Nine months ago, when the G20 leaders met in Pittsburgh, they pledged to "rationalize and phase out over the medium term fossil-fuel subsidies that encourage wasteful consumption." These subsidies, they said in the final communiqué, reduce energy security and "undermine efforts to deal with the threat of climate change."

Ah yes, climate change, the subject Prime Minister Stephen Harper hates. Two weeks ago, while visiting Europe, he called the subject a "sideshow" that wouldn't get any attention at G8 and G20 summits focused on the economy. European leaders considered his position to be so fossilized that a week ago Monday, at 3 p.m., Mr. Harper had to reverse himself by issuing a revised agenda that, yes, included climate change. Once again - how many times has it been? - Canada's position on climate change has proved to be an international embarrassment.

Needless to say, Mr. Harper, as host, won't be putting the pedal to the metal on eliminating fossil-fuel subsidies or doing anything about climate change. But at least a few other leaders might. After all, at Pittsburgh, the leaders instructed energy and finance ministers to report on how G20 countries were dealing with both.

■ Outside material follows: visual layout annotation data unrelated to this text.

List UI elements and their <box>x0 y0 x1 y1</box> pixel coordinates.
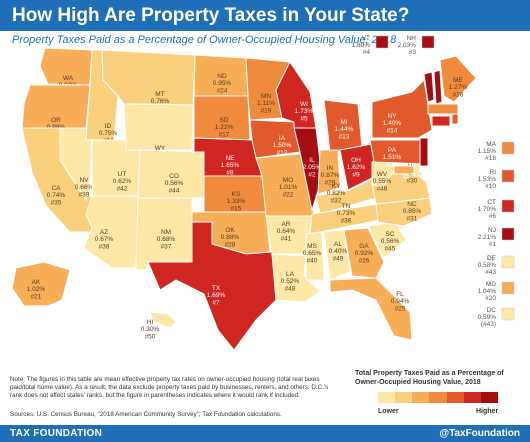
state-label-mi: MI 1.44% #13 <box>335 119 354 140</box>
state-label-sd: SD 1.22% #17 <box>215 117 234 138</box>
state-ia <box>249 119 301 159</box>
legend-swatch-4 <box>429 392 447 403</box>
callout-label-nh: NH 2.03% #3 <box>398 35 417 56</box>
legend-swatch-1 <box>378 392 396 403</box>
state-label-nc: NC 0.85% #31 <box>403 201 422 222</box>
state-label-oh: OH 1.62% #9 <box>347 157 366 178</box>
state-al <box>323 229 351 281</box>
callout-swatch-md <box>501 281 515 295</box>
callout-swatch-ri <box>501 169 515 183</box>
state-label-tn: TN 0.73% #36 <box>337 203 356 224</box>
legend-lower-label: Lower <box>378 408 399 415</box>
state-label-mo: MO 1.01% #22 <box>279 177 298 198</box>
state-ri <box>451 113 459 125</box>
callout-label-md: MD 1.04% #20 <box>478 281 497 302</box>
state-label-ne: NE 1.65% #8 <box>221 155 240 176</box>
state-hi <box>149 311 177 329</box>
state-label-sc: SC 0.56% #45 <box>381 231 400 252</box>
state-ms <box>305 231 325 281</box>
state-label-az: AZ 0.67% #38 <box>95 229 114 250</box>
state-label-ia: IA 1.50% #12 <box>273 135 292 156</box>
state-label-nv: NV 0.66% #39 <box>75 177 94 198</box>
legend-title: Total Property Taxes Paid as a Percentag… <box>355 370 504 386</box>
state-dc <box>403 173 409 179</box>
callout-swatch-vt <box>375 35 389 49</box>
state-label-ca: CA 0.74% #35 <box>47 185 66 206</box>
state-label-hi: HI 0.30% #50 <box>141 319 160 340</box>
state-label-me: ME 1.27% #16 <box>449 77 468 98</box>
callout-label-dc: DC 0.59% (#43) <box>478 307 497 328</box>
state-ny <box>371 78 433 139</box>
state-ga <box>343 227 385 279</box>
state-ak <box>11 261 71 307</box>
state-tx <box>147 221 277 351</box>
callout-label-ri: RI 1.53% #10 <box>478 169 497 190</box>
state-label-ms: MS 0.65% #40 <box>303 243 322 264</box>
callout-label-ma: MA 1.15% #18 <box>478 141 497 162</box>
state-de <box>413 163 421 177</box>
state-label-il: IL 2.05% #2 <box>303 157 322 178</box>
state-wi <box>275 61 317 129</box>
state-nj <box>419 137 429 167</box>
state-label-al: AL 0.40% #49 <box>329 241 348 262</box>
state-label-nd: ND 0.95% #24 <box>213 73 232 94</box>
state-label-co: CO 0.56% #44 <box>165 173 184 194</box>
state-label-ut: UT 0.62% #42 <box>113 171 132 192</box>
state-label-tx: TX 1.69% #7 <box>207 285 226 306</box>
state-label-ak: AK 1.02% #21 <box>27 279 46 300</box>
sources-line: Sources: U.S. Census Bureau, "2018 Ameri… <box>10 411 282 418</box>
callout-label-vt: VT 1.80% #4 <box>352 35 371 56</box>
legend-swatch-2 <box>395 392 413 403</box>
callout-swatch-nj <box>501 227 515 241</box>
state-label-ok: OK 0.88% #28 <box>221 227 240 248</box>
state-label-la: LA 0.52% #48 <box>281 271 300 292</box>
map-title: How High Are Property Taxes in Your Stat… <box>0 0 530 31</box>
legend-swatch-7 <box>480 392 498 403</box>
map-subtitle: Property Taxes Paid as a Percentage of O… <box>12 34 397 46</box>
state-me <box>439 55 477 103</box>
state-ct <box>431 115 451 127</box>
callout-swatch-de <box>501 255 515 269</box>
state-label-ar: AR 0.64% #41 <box>277 221 296 242</box>
state-fl <box>329 277 413 341</box>
state-wy <box>123 103 194 151</box>
callout-swatch-dc <box>501 307 515 321</box>
state-ma <box>427 103 459 115</box>
state-il <box>293 127 323 212</box>
callout-swatch-ma <box>501 141 515 155</box>
footer-org: TAX FOUNDATION <box>10 428 103 439</box>
callout-label-ct: CT 1.70% #6 <box>478 199 497 220</box>
state-nh <box>433 69 443 105</box>
footer-bar: TAX FOUNDATION @TaxFoundation <box>0 425 530 442</box>
state-label-ny: NY 1.40% #14 <box>383 113 402 134</box>
legend-swatch-3 <box>412 392 430 403</box>
state-label-mn: MN 1.11% #19 <box>257 93 275 114</box>
callout-swatch-ct <box>501 199 515 213</box>
callout-swatch-nh <box>421 35 435 49</box>
footnote: Note: The figures in this table are mean… <box>10 376 329 400</box>
callout-label-de: DE 0.58% #43 <box>478 255 497 276</box>
legend-higher-label: Higher <box>476 408 499 415</box>
state-label-in: IN 0.87% #29 <box>321 165 340 186</box>
state-label-nm: NM 0.68% #37 <box>157 229 176 250</box>
state-vt <box>423 71 435 103</box>
state-label-ks: KS 1.33% #15 <box>227 191 246 212</box>
legend-color-scale <box>378 392 498 403</box>
state-md <box>393 165 415 175</box>
legend-swatch-6 <box>463 392 481 403</box>
state-in <box>317 149 341 195</box>
state-az <box>83 195 139 269</box>
callout-label-nj: NJ 2.21% #1 <box>478 227 497 248</box>
footer-handle: @TaxFoundation <box>439 428 520 439</box>
state-label-ga: GA 0.92% #26 <box>355 243 374 264</box>
state-label-fl: FL 0.94% #25 <box>391 291 410 312</box>
legend-swatch-5 <box>446 392 464 403</box>
state-label-pa: PA 1.51% #11 <box>383 147 402 168</box>
state-label-wi: WI 1.73% #5 <box>295 101 314 122</box>
state-label-ky: KY 0.82% #32 <box>327 183 346 204</box>
state-label-wv: WV 0.55% #46 <box>373 171 392 192</box>
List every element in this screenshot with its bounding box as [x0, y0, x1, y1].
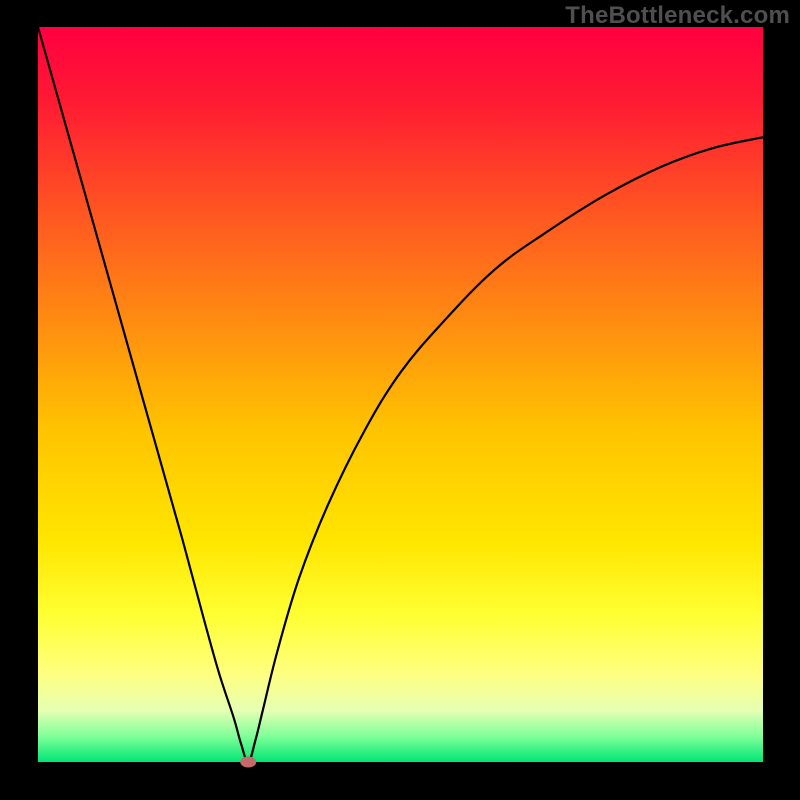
minimum-marker: [240, 757, 256, 768]
plot-background: [38, 27, 763, 762]
chart-frame: TheBottleneck.com: [0, 0, 800, 800]
bottleneck-chart: [0, 0, 800, 800]
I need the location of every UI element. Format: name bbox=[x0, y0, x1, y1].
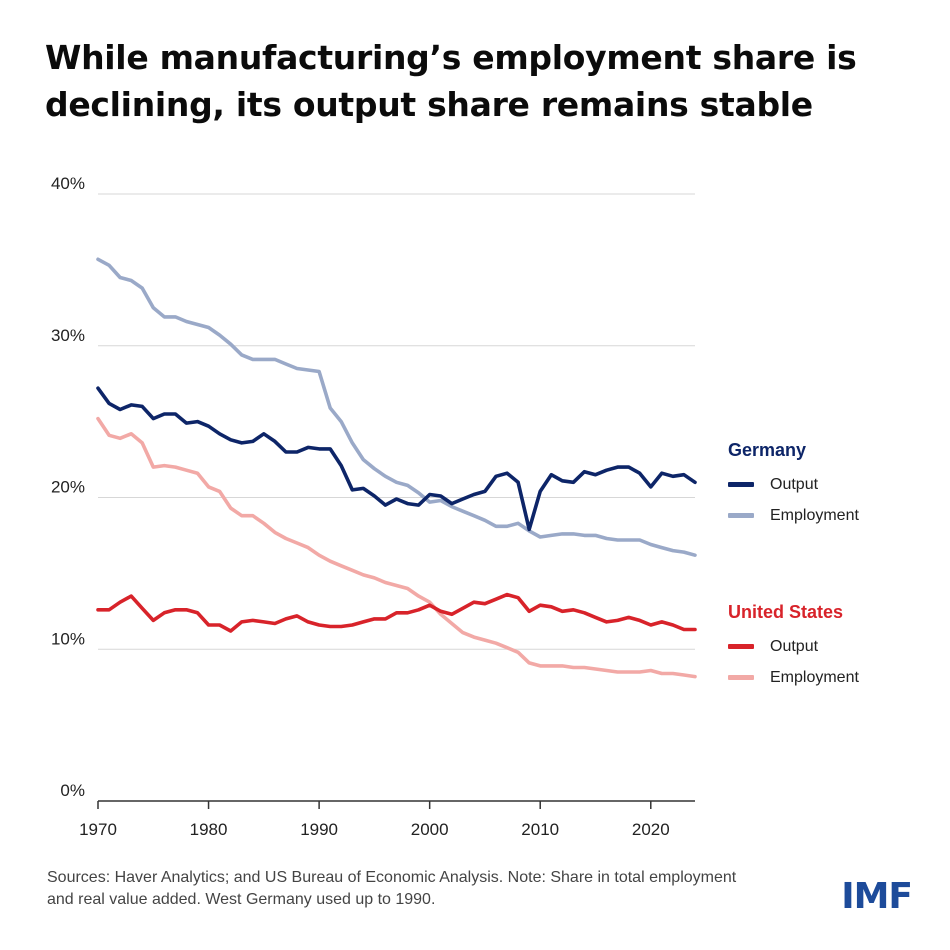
gridlines bbox=[98, 193, 695, 650]
legend-germany-employment-label: Employment bbox=[770, 506, 859, 524]
legend-germany-title: Germany bbox=[728, 440, 807, 460]
data-series bbox=[96, 257, 697, 679]
chart-title: While manufacturing’s employment share i… bbox=[45, 34, 925, 128]
chart-title-line-1: While manufacturing’s employment share i… bbox=[45, 38, 857, 77]
legend-swatch-us-output bbox=[728, 644, 754, 649]
legend-swatch-germany-output bbox=[728, 482, 754, 487]
legend-united-states: United States Output Employment bbox=[728, 602, 859, 693]
x-tick-label: 2000 bbox=[411, 820, 449, 839]
legend-swatch-germany-employment bbox=[728, 513, 754, 518]
legend-germany-output-label: Output bbox=[770, 475, 819, 493]
series-line-germany-output bbox=[96, 386, 697, 532]
legend-swatch-us-employment bbox=[728, 675, 754, 680]
y-tick-label: 20% bbox=[51, 478, 85, 497]
x-tick-label: 2010 bbox=[521, 820, 559, 839]
legend-us-employment: Employment bbox=[728, 662, 859, 693]
legend-us-employment-label: Employment bbox=[770, 668, 859, 686]
chart-title-line-2: declining, its output share remains stab… bbox=[45, 85, 813, 124]
series-line-germany-employment bbox=[96, 257, 697, 558]
x-tick-label: 1980 bbox=[190, 820, 228, 839]
series-line-us-output bbox=[96, 592, 697, 633]
legend-united-states-title: United States bbox=[728, 602, 844, 622]
legend-germany: Germany Output Employment bbox=[728, 440, 859, 531]
legend-germany-employment: Employment bbox=[728, 500, 859, 531]
y-tick-label: 10% bbox=[51, 629, 85, 648]
source-note: Sources: Haver Analytics; and US Bureau … bbox=[47, 869, 737, 908]
imf-logo: IMF bbox=[841, 876, 913, 917]
axes: 0% 10% 20% 30% 40% 1970 1980 1990 2000 2010 2020 bbox=[51, 174, 695, 839]
y-tick-label: 0% bbox=[60, 781, 85, 800]
x-tick-label: 1970 bbox=[79, 820, 117, 839]
y-tick-label: 30% bbox=[51, 326, 85, 345]
legend-us-output-label: Output bbox=[770, 637, 819, 655]
legend-us-output: Output bbox=[728, 631, 859, 662]
y-tick-label: 40% bbox=[51, 174, 85, 193]
x-tick-label: 2020 bbox=[632, 820, 670, 839]
series-line-us-employment bbox=[96, 416, 697, 679]
x-tick-label: 1990 bbox=[300, 820, 338, 839]
legend-germany-output: Output bbox=[728, 469, 859, 500]
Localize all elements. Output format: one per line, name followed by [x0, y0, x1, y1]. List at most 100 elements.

How large fossil-fuel subsidies are worldwide is an interesting question, especially given British Petroleum's ruinous and graphic oil gusher befouling part of the Gulf of Mexico. The International Energy Agency, representing the big consuming countries, estimates than in 20 non-members of the Organization for Economic Co-operation and Development, fossil-fuel subsides represented $310-billion in 2007. Put those together with $265-billion in agricultural subsidies within the OECD and that makes a tidy $575-billion in subsidies for fossil fuels among big countries outside the OECD and for farmers inside the OECD.

The trouble with the G20 reducing fossil-fuel subsidies is that although some of the countries at the Toronto summit subsidize heavily (Saudi Arabia, Indonesia, Russia), most of the worst offenders, including Venezuela, Iran and a bunch of Arab states, are not G20 countries.

Cheap gasoline and other petroleum products are deemed the heritage of consumers in those oil-producing nations. Authoritarian governments bribe citizens with cheap fuel and justify the policy as helping the needy. Subsidies also help to suppress political dissent.

Some G20 countries have also rushed to protect Big Coal from any burden placed upon it as a huge emitter of carbon. Oil and natural-gas companies also have been exceedingly successful in North America at delaying or frustrating serious attempts to put a price on the carbon they emit. Given the lassitude of the Harper government, and the political constipation of the U.S. Congress, it appears their success will continue for some time.

In China, India and other developing countries, coal remains king: a cheap, abundant, domestic source of energy, central to their modernization efforts. Neither emerging giant will remotely commit to absolute reduction targets for their greenhouse-gas emissions, just improvements in the intensity of energy use, the same approach favoured by Alberta in Canada. It's an approach guaranteed to produce more emissions, but at a slower rate of increase than if nothing had been done.

The key to doing what G20 leaders said they wanted in Pittsburgh is to recalculate what subsidies mean. In their communiqué, they exempted subsidies for "clean" technologies and fuels, mainly biofuels.

As the Institute for Sustainable Development showed in a compendious report on biofuels, subsidizing corn-based ethanol is counterproductive. The cost-per-tonne reduction of carbon dioxide through corn-based ethanol makes those subsidies among the least-efficient use of taxpayers' money imaginable. Worse, there are so many subsidy programs available for farmers who produce ethanol that the phenomenon of "subsidy stacking" is now widespread. So, good ends do not necessarily make for wise subsidies.

Similarly, subsidies are implicit in any fossil-fuel use that does not impose a price either on the producer or the consumer for the emissions that flow from the use. In other words, the best way over time to reduce emissions is to eliminate the implicit subsidies by requiring producers and users to pay a price for the pollution.

A handful of European G20 countries are doing so through an emissions-trading system. A couple of jurisdictions, including British Columbia, use a carbon tax. Everybody else remains unwilling to contemplate, let alone do, the single most important thing required to fulfill what the leaders said they wished to accomplish in Pittsburgh, and presumably will repeat in Toronto.